El cachalote sopla como el tictac de un reloj, con la misma uniformidad infalible y segura. Y por eso distinguen los balleneros este pez entre las diferentes tribus de su género.

—¡Allí van colas! —fue ahora el grito de Tashtego, y las ballenas desaparecieron.

—¡Deprisa, mayordomo! —gritó Ahab—. ¡La hora, la hora!

Dough-Boy bajó deprisa, lanzó una mirada al reloj e informó a Ahab del minuto exacto.
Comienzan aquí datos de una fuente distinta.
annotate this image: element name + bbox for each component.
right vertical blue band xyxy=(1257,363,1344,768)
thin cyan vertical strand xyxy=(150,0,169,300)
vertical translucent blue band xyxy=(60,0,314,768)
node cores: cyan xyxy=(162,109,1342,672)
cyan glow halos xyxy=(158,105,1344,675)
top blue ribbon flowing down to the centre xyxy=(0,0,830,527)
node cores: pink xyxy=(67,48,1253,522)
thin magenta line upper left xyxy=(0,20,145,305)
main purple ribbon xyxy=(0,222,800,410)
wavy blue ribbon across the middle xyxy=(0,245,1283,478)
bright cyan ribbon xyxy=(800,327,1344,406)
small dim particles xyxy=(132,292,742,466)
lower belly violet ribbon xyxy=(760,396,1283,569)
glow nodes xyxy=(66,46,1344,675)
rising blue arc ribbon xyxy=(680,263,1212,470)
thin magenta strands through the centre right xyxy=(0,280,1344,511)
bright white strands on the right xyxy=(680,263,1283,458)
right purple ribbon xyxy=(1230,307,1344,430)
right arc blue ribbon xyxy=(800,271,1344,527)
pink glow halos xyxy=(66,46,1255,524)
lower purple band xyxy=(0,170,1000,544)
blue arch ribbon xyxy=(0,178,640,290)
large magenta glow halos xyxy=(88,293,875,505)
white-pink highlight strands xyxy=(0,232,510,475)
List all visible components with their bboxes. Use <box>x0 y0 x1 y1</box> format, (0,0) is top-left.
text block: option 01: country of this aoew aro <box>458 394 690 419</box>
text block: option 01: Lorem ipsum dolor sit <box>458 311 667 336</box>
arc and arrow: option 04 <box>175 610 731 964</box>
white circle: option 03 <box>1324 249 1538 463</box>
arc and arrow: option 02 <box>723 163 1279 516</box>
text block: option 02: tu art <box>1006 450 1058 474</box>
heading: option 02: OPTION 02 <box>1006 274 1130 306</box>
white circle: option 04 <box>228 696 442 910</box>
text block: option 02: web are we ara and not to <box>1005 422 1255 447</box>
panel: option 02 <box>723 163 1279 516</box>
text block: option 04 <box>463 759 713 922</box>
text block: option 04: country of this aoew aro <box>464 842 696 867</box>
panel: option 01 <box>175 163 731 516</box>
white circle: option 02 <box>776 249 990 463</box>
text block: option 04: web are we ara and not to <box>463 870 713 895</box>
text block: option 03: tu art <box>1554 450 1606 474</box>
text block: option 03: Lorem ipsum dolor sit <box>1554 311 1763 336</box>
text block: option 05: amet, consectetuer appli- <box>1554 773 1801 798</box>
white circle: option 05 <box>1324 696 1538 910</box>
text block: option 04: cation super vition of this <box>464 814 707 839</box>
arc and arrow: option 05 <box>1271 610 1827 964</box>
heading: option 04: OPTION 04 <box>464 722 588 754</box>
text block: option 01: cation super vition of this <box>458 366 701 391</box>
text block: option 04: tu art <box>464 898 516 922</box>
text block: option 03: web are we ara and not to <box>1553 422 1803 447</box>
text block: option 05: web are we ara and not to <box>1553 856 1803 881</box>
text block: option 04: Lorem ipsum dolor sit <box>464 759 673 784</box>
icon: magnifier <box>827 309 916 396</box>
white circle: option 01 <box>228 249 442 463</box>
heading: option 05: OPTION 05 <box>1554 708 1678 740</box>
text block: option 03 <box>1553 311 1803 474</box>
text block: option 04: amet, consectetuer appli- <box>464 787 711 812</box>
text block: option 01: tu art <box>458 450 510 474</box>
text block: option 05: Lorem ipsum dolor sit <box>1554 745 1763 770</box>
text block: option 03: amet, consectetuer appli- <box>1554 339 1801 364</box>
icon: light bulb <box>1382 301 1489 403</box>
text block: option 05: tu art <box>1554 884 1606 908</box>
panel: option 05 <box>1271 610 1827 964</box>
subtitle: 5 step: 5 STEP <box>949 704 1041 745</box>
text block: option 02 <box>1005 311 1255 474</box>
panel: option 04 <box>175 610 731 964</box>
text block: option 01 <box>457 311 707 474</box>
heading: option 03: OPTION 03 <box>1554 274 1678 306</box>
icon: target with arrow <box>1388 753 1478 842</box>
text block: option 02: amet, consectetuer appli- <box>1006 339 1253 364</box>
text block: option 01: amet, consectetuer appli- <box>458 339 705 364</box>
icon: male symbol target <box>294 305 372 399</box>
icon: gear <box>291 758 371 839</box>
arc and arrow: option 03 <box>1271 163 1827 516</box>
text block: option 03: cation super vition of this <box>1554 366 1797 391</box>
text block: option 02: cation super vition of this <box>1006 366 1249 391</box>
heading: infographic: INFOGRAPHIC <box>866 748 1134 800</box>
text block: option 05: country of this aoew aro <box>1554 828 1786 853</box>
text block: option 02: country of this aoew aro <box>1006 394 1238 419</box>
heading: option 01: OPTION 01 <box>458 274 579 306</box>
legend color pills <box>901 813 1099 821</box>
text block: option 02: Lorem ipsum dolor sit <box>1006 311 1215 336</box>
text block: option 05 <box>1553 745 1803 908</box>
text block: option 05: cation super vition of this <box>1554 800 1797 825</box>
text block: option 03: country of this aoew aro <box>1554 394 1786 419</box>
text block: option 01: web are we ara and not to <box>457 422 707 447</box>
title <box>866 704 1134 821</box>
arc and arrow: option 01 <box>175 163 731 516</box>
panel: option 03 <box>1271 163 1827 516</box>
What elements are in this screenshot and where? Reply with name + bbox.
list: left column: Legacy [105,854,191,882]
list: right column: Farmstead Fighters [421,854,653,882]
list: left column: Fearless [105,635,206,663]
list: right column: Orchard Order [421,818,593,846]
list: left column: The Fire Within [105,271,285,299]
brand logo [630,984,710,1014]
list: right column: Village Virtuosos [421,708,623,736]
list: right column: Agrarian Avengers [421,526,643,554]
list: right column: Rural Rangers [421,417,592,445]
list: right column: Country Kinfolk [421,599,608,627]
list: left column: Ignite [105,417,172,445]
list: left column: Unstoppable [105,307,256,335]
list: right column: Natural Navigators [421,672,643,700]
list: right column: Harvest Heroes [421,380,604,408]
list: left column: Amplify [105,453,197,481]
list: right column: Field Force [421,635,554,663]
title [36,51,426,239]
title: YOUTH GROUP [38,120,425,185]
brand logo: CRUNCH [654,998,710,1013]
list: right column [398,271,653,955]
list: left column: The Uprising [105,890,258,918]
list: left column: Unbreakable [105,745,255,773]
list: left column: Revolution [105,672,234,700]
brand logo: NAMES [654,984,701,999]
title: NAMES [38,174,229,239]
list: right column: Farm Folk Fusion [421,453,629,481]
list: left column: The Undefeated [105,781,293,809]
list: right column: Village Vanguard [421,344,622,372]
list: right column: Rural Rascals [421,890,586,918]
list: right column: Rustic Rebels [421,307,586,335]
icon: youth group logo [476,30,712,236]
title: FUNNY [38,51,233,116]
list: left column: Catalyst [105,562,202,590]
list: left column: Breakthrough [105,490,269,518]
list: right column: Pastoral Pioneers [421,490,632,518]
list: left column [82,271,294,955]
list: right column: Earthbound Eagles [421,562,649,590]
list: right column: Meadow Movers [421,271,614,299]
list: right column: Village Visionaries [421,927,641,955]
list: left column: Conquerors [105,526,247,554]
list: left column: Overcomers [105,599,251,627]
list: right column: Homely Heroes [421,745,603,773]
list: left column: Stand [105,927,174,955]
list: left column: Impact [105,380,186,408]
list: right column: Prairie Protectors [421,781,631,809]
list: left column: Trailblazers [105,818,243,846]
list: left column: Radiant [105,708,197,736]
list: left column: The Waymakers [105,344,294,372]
El barco abatió, y continuó balanceándose suavemente por delante del viento. Como Tashtego informó de que las ballenas se habían sumergido avanzando a sotavento, mirábamos confiados para verlas otra vez delante mismo de nuestra proa. Pues esa singular astucia a veces mostrada por el cachalote cuando, zambulléndose con la cabeza hacia una dirección, sin embargo, mientras está oculto bajo la superficie, da media vuelta y nada rápidamente en sentido opuesto, ese carácter engañoso, ahora no podía estar en acción, pues no había motivo para suponer que los peces vistos por Tashtego estuvieran de ningún modo alarmados, ni en absoluto supieran de nuestra cercanía. Uno de los hombres elegidos para guardar los barcos —es decir, de los que no están designados para las lanchas— relevó entonces al indio en la cofa del palo mayor. Los marineros del trinquete y del palo de mesana habían bajado; se pusieron en su sitio las tinas de estacha; se sacaron las grúas, se dio atrás a la verga mayor, y las tres lanchas se balancearon sobre el mar como tres cestos de hinojo sobre altos acantilados. Fuera de las amuras, sus ansiosas tripulaciones se agarraron con una mano al pasamano, mientras apoyaban expectantemente un pie en la borda. Tal aspecto tiene la larga línea de marineros de un barco de guerra a punto de lanzarse al abordaje de un barco enemigo.

Pero en ese momento crítico se oyó una exclamación repentina que apartó todas las miradas de la ballena. Con un sobresalto, todos fijaron la mirada en el sombrío Ahab, quien estaba rodeado por cinco fantasmas oscuros que parecían recién formados del aire.